The report hypothesizes that there are only two different ways the hack could have occurred. First, Liminal’s infrastructure could have been breached, causing its user interface (UX) to display false information when viewed by WazirX employees. Second, three separate WazirX devices could have been compromised, causing local copies of the UI to display false information.


However, multiple pieces of evidence suggest that Liminal’s infrastructure was breached, not WazirX’s, the report argues. First, there was no new connection request sent to Wazirx’s hardware wallets. Second, the request came from a whitelisted address, and third, all of the signers “saw the expected token name (USDT and GALA) and destination address on the Liminal interface as well as received email notifications.”


WazirX claims that these pieces of evidence provide strong evidence that a Liminal breach was the cause of the attack. Even so, they “await conclusive forensic results before making a final determination.”

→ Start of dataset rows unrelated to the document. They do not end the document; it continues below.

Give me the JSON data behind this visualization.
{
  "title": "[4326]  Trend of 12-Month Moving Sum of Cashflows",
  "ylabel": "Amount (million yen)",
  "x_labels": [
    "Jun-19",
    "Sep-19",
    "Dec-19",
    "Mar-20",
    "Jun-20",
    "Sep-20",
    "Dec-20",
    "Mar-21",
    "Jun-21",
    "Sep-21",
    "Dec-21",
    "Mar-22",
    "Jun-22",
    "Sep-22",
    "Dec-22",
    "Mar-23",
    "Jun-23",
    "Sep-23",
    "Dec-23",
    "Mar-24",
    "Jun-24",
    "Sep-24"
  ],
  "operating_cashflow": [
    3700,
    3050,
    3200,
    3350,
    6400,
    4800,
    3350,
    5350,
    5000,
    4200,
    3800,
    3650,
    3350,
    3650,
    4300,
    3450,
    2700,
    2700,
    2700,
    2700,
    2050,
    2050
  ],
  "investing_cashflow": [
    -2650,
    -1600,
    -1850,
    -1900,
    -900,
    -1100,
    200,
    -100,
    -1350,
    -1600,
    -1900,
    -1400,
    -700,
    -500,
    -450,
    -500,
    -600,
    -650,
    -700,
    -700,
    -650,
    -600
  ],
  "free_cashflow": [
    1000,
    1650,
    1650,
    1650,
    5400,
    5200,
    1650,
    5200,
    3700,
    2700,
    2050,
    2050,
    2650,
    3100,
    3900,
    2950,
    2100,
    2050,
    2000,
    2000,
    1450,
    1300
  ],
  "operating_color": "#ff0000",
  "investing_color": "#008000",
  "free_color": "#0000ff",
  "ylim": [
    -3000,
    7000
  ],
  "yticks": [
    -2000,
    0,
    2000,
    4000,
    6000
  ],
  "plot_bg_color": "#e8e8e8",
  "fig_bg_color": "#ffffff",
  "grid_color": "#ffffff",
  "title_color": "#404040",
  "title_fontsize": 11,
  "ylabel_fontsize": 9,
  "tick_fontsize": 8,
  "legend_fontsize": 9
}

The report also seeks to draw attention to the hack’s wider implications for the crypto community. One major cause of the hack was the necessary practice of “blind signing” token transactions from hardware wallets. Because token transactions do not show a destination address on the wallet’s LED screen, the user cannot definitively know where they are sending their tokens. Instead, they must rely on a separate device or custody provider’s interface to give them this information.


“If a custody provider’s infrastructure is compromised, there’s a theoretical risk that displayed transaction information could be manipulated, even with robust security measures in place,” the report stated.


In Liminal’s July 19 report on the attack, it claimed that its server infrastructure “is not breached and all wallets on Liminal’s infrastructure, including WazirX’s other Gnosis SAFE wallets deployed entirely from within Liminal’s platform continue to remain safe & secure.” It suggested that the attack may have been caused by an attacker gaining control of all three of the WazirX devices.


Related:Liminal blames compromised WazirX devices for hack


The practice of “blind signing” is widely regarded as a security problem within the hardware wallet community. In December, hardware wallet manufacturer Ledger promised to reimburse users after more than $600,000 of assets were stolen from them through blind signing exploits. Ledger promised to disable the ability to blind sign after June, 2024. In its report, WazirX did not state what brand of hardware wallets were used by their employees.